One is Karmiotissa, which was acquired in 2022 by Dmitry Punin, the owner of the Punin Wine alcohol distribution company and the former head of the Pin Up betting company. So far, his most high-profile actions as the owner of a football club were the invitation to the post of head coach of the team of the former Zenit forward and the Russian national team Alexander Kerzhakov (in February 2023) and the subsequent dismissal with a scandal (already in April). Kerzhakov accused the owner of starting to interfere in the work and during one of the matches he himself came to the locker room and gave instructions on who should be replaced, as well as in non-payment of the due compensation upon dismissal.
Sergey Lomakin
Clubs: Paphos (Cyprus), Riga (Latvia)
In 2021, the name of the creator of the Modis, CenterObuv and Fix Price projects Sergey Lomakin flashed in the news about the possible purchase of the famous French club Saint-Etienne. If the deal had gone through, it would have been the fourth club in Lomakin’s collection: in addition to the Moscow Rodina, the billionaire owns the Latvian Riga and the Cypriot Paphos. Lomakin also at various times showed interest in acquiring the Khimki and Torpedo clubs – but both times it did not come to a purchase.
The club from Riga turned out to be the most successful: it won the championship of its country three times and the national cup once. In March 2022, the Latvian Football Federation demanded guarantees from Riga that the club would have enough money to participate in the championship if sanctions were imposed against Lomakin, but the club was able to prove that its current sources of funding are not directly related to the Russian owner and continued speaking.
Evgeny Savin
Club: “Krasava – Yeni Ypsonas” (Cyprus)
In May 2022, a successful blogger and former player of Tom, Ural, Khimki and Arsenal left Russia. Together with him, Savin took the Krasava football club, created in December 2020 and making its first debut in Russian football in the championship of the second division of the FNL in the 2021/22 season, out of the country.

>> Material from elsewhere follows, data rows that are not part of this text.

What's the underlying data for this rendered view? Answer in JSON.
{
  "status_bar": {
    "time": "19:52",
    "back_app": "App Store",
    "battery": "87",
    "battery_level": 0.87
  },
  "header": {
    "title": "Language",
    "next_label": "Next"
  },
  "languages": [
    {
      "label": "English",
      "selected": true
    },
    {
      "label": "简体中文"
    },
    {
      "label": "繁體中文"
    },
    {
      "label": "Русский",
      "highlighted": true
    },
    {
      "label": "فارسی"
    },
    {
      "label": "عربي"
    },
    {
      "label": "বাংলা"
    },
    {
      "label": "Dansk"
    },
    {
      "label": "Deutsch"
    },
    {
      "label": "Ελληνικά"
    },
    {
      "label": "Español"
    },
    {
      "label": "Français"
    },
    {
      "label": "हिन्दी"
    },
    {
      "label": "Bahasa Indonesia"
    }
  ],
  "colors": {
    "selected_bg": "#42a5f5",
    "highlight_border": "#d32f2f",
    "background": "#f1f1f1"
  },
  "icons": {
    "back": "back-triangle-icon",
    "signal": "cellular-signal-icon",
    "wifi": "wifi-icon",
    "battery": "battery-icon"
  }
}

In Cyprus, Krasava merged with the already existing second division team Yeni Ypsonas, and now plays under the name FC Krasava – Eny Ypsonas.
“This is the only club in the history of Cypriot football that has moved to the island and preserved its history, and is not just an investor. The philosophy will remain the same, and we will give young guys from all over the former CIS the opportunity to develop, now in Europe, without discussing what kind of passport someone has,” Savin said on social networks about his project.